How the Internet of Things has interconnected our world
When wireless is perfectly applied, the whole earth will be converted into a huge brain, which in fact it is … We shall be able to communicate with one another instantly, irrespective of distance. Not only this, but through television and telephony we shall see and hear one another as perfectly as though we were face to face, despite intervening distances of thousands of miles.
This was how Nikola Tesla, the visionary Serbian-American engineer and inventor, envisaged the future in 1926. Besides clearly predicting the advent of mobile telephony and video calls, Tesla also imagined the “whole earth … converted into a huge brain.” Indeed, the Internet of Things is just that: a huge brain, a vast network of artificial intelligence.
Early Communication Networks
The telegraph, the telex and the telephone systems, our first functional long-distance communication systems, were all originally based on dedicated, end-to-end, electronic connections between two communicating stations. Later, circuit switching allowed communication networks to take advantage of intermediate connections that were reconfigured as necessary to interlink any two stations. In fact, the first computers used the very same system to transmit data.
Arpanet
By the late sixties, in the middle of the cold war, the United States Department of Defence had begun developing a system that would ensure communications to continue working even if major nodes in the network were destroyed. At the same time, universities were looking at how to share research data. Their combined efforts led to the development of the Arpanet.
The Arpanet was the first communications network to implement packet-switching technology, overcoming the linear connection issue between communicating stations, as well as the TCP/IP Protocol, both of which would become fundamental cornerstones of the Internet.
The Internet
The Arpanet was fully decommissioned by the Department of Defence by 1990.
In 1989, just as commercial Internet service providers (ISPs) were beginning to allow public access to the Internet throughout the United States and Europe, CERN engineer Tim Berners-Lee created the World Wide Web. Then, in 1991, the public release of Berners-Lee’s first web browser programme provided millions of people around the world with easy access to the Internet. It was the dawn of the Information Age.
The Internet rapidly developed into a vast global network that interlinked the information resources and services of private, public, academic, business, and government networks with electronic mail, telephony and file sharing services.
The Internet of Things
As the name implies, the Internet of Things (IoT) englobes the entire Internet, the billions of devices that can be interconnected and accessed remotely, and sensor-equipped infrastructure.

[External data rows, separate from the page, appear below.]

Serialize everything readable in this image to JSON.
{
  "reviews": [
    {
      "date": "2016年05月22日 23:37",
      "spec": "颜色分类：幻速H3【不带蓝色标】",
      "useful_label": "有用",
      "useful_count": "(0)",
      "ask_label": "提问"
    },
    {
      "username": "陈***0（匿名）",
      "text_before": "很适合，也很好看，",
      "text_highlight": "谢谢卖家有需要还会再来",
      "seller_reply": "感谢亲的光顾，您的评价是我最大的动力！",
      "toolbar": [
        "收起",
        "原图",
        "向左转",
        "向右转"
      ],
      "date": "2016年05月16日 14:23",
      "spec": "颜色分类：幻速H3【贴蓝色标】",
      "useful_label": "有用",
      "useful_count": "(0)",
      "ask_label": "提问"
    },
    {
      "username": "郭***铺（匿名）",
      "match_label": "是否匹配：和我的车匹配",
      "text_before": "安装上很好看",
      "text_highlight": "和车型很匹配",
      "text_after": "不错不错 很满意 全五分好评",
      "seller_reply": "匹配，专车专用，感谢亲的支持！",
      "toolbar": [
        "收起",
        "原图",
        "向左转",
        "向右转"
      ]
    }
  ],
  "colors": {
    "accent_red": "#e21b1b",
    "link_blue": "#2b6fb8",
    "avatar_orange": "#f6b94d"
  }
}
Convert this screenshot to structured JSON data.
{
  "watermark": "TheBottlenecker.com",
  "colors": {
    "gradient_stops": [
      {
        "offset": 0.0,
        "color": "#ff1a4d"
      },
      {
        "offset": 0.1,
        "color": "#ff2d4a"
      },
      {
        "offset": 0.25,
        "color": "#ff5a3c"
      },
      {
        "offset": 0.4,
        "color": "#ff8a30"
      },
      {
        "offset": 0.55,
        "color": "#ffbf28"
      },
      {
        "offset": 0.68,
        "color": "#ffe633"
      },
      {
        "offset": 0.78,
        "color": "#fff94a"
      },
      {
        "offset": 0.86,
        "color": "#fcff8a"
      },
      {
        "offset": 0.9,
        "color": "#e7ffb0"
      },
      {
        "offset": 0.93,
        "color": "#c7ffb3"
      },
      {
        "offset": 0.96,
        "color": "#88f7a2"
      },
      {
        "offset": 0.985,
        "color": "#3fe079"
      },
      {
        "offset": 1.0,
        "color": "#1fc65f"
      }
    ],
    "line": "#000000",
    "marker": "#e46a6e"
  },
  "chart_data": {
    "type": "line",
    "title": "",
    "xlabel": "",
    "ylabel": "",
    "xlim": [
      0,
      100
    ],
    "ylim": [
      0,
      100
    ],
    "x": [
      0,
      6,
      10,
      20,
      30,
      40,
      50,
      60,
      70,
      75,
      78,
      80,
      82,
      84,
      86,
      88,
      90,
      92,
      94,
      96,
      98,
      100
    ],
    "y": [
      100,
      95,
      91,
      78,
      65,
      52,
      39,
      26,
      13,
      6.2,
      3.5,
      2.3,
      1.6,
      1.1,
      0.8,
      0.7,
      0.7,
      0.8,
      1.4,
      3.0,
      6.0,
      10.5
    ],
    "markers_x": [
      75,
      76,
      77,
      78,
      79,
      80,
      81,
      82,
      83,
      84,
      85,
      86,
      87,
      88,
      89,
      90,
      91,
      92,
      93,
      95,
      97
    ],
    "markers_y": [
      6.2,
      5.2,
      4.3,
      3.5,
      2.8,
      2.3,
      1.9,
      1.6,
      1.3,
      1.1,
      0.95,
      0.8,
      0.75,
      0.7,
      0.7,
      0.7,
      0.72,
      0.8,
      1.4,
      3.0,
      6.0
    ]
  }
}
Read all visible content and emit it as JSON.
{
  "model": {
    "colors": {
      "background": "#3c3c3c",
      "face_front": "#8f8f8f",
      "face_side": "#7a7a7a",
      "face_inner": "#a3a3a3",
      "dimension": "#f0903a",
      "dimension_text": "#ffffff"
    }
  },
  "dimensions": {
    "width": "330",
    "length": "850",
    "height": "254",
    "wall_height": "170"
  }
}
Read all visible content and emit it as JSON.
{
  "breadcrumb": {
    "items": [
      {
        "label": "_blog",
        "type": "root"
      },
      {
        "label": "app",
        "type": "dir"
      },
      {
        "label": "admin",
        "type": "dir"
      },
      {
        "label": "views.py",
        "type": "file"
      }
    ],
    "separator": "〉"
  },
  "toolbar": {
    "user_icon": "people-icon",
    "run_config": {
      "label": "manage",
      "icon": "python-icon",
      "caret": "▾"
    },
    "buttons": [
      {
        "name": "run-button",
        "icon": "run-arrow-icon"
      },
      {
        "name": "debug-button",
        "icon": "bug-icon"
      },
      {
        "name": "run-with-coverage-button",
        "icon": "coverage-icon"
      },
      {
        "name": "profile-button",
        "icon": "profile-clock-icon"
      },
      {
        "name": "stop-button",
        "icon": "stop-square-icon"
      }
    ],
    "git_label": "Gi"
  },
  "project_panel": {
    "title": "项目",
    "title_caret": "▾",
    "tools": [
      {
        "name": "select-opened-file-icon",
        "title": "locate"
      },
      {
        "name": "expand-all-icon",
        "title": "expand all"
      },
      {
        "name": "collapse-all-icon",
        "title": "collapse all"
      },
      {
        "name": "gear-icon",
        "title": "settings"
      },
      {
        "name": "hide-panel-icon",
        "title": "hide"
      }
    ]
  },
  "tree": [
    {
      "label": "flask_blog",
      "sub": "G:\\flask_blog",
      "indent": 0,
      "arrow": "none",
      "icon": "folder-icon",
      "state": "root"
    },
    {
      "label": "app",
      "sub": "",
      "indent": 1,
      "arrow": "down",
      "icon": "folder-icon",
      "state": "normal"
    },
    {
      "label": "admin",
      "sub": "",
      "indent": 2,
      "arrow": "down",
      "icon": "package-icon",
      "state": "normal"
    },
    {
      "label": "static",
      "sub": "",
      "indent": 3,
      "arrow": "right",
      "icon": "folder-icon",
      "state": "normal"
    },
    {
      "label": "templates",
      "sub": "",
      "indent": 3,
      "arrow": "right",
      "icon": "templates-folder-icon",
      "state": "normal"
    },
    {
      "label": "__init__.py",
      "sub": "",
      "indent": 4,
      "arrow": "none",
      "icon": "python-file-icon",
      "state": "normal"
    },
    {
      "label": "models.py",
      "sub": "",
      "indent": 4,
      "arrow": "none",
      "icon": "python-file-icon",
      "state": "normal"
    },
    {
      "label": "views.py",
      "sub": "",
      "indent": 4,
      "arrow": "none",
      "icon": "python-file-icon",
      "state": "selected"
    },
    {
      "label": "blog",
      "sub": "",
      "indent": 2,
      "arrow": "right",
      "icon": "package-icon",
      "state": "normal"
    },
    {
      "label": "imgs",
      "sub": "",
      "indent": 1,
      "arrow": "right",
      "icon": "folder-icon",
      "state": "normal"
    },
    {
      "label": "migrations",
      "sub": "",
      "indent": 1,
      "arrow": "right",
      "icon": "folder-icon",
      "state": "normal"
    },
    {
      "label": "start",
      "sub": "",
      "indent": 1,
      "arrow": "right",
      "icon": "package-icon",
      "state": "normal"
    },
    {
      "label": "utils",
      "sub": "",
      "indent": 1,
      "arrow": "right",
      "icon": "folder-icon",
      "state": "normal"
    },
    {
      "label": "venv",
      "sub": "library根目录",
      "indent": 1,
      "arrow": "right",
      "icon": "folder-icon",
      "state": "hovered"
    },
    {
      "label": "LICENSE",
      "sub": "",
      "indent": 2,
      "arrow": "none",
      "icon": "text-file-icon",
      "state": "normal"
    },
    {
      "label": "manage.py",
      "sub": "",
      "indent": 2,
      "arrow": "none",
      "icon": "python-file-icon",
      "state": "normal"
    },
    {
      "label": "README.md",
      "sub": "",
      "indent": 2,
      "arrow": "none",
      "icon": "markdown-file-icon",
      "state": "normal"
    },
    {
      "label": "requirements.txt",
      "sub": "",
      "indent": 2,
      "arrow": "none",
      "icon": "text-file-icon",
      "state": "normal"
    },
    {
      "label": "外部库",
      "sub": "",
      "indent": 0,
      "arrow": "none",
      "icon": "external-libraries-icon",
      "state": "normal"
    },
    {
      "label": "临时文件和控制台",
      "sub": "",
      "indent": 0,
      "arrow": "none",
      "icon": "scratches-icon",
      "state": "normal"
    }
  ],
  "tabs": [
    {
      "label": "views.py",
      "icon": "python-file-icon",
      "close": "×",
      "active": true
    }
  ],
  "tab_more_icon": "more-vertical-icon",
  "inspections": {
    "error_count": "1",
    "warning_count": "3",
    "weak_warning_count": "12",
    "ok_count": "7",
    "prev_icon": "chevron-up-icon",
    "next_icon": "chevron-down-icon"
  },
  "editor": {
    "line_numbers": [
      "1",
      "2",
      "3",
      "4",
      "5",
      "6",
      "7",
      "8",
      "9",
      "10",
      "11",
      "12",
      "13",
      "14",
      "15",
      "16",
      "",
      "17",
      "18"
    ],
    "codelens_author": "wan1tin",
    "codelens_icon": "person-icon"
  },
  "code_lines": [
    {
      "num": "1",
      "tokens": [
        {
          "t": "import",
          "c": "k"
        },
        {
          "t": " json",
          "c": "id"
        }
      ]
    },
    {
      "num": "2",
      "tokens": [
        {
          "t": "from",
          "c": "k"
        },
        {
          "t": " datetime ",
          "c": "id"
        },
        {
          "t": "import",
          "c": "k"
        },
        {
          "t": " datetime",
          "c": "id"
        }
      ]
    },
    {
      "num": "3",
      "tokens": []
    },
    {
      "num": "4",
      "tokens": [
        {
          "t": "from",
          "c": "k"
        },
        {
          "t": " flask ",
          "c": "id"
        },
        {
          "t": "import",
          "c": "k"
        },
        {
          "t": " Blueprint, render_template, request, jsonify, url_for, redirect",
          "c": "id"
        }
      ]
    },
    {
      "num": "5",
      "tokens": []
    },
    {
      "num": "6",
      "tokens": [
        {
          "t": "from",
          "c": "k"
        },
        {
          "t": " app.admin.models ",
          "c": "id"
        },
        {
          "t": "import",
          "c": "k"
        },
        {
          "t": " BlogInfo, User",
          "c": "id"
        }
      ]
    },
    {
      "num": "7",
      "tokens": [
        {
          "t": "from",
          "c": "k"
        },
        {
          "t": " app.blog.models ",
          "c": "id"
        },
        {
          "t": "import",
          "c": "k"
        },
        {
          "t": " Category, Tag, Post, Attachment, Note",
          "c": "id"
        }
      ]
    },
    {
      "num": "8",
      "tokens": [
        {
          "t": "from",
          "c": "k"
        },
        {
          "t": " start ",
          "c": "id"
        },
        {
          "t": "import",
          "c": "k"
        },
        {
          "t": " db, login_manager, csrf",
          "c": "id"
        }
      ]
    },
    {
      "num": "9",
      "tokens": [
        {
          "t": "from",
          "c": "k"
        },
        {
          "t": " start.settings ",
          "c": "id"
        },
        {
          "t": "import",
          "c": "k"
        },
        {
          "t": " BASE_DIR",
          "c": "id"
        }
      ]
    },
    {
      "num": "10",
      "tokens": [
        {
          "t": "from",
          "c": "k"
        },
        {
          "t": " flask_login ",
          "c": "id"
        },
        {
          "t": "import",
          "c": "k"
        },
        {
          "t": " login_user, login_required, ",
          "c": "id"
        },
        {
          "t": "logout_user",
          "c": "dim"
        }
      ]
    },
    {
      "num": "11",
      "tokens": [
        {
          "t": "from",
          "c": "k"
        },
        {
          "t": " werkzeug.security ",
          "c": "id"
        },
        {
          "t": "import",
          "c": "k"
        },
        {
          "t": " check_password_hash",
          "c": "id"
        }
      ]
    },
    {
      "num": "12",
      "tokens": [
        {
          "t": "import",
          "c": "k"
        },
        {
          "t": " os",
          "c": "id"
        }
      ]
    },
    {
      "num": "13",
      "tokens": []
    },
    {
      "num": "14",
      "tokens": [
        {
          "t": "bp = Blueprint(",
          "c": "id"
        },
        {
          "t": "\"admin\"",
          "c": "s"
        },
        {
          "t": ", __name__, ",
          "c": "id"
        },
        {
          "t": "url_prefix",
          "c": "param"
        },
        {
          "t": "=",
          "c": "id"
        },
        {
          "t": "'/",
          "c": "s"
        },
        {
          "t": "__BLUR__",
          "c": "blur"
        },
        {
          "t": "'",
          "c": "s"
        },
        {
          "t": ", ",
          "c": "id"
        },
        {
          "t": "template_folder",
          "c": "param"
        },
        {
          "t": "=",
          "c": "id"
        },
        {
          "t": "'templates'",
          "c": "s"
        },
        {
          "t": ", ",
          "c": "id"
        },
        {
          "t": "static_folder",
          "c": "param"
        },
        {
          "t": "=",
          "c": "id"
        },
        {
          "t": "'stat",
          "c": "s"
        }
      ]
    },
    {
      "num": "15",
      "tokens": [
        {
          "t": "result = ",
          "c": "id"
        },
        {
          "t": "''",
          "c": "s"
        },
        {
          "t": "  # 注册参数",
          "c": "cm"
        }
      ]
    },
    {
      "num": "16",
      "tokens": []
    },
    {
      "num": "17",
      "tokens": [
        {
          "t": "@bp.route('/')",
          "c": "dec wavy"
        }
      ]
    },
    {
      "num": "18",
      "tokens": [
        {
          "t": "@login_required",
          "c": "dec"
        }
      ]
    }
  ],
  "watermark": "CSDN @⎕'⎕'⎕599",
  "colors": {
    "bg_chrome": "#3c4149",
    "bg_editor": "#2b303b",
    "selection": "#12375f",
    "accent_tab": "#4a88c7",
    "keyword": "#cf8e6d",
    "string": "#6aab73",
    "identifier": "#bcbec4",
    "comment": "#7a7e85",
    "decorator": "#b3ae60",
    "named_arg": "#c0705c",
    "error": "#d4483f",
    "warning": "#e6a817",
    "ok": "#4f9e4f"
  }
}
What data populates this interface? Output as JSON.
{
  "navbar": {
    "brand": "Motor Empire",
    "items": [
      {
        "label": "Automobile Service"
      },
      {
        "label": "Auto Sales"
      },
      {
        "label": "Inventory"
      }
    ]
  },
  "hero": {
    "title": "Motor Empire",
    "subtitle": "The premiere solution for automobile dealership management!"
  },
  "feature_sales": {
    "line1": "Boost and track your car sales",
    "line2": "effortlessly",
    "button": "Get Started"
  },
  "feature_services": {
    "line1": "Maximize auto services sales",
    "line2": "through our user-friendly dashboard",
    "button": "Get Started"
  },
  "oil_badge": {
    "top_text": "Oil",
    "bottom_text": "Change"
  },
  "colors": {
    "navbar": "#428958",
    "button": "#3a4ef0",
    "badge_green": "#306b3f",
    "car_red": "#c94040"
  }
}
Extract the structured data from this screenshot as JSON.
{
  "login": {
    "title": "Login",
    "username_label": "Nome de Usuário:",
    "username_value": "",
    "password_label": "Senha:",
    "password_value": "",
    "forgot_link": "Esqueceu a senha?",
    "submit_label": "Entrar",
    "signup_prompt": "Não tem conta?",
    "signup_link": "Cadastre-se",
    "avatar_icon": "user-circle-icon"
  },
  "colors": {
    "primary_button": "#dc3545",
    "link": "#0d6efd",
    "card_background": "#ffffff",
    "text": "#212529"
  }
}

Although the concept had been around for decades, the actual term “Internet of Things” was not coined until 1999 by Engineer Kevin Ashton. And, in the same year, MIT Professor Neil Gershenfeld argued that even before computers became ubiquitous, they would have to become more discrete: “the true promise of devices connected worldwide is to free individuals, using tools to solve issues in the things that surround us.”
The first true IoT experiment was conducted in the mid-seventies by the Department of Computer Science at Carnegie-Mellon University, where researchers equipped an automatic distributor with sensors and connected it to the Internet to remotely determine how many bottles were present in the machine and whether they were cold or not.
Since then, the development of Radio-frequency identification (RFID) tags, the decommissioning of the GPS – Global Positioning System and the commercialisation of the first geo-localisation, navigation and telematics insurance services, together with the development of new, more powerful bandwidth standards and the increased sophistication of mobile devices and sensors, have allowed the world to grow increasingly interconnected.
The Internet of Everything
Today, our devices and wearables are interconnected in real-time, providing and collecting information from a wide range of sensors installed in both fixed and mobile infrastructure and devices. The IoT interconnects billions of devices into a single network and produces big data that allows researchers to improve many facets of our everyday lives. Indeed, many argue that the IoT should really be referred to as the Internet of Everything.
The IoT now includes domotics services in our houses and offices, telematics insurance products, including remote health-monitoring and geo-location for emergency services, and a vast range of eco-sustainable tools, such as smart agriculture. Moreover, our cities have been transformed into intelligent infrastructure with intercommunicating parking lots, traffic lights and illumination systems that share information and automatically adjust to real-time conditions.
The Future
According to Gartner, there currently are over 5 billion devices connected to the Internet, not including computers. And this figure is forecast to rise to 20 billion by 2020. “Research and Markets” posits that this increase will drive the reference market value from today’s US$157 billion to US$661 billion in just five years’ time.
As Marc Weiser, the father of ubiquitous computing, predicted: “next comes ubiquitous computing, or the age of calm technology, when technology recedes into the background of our lives.”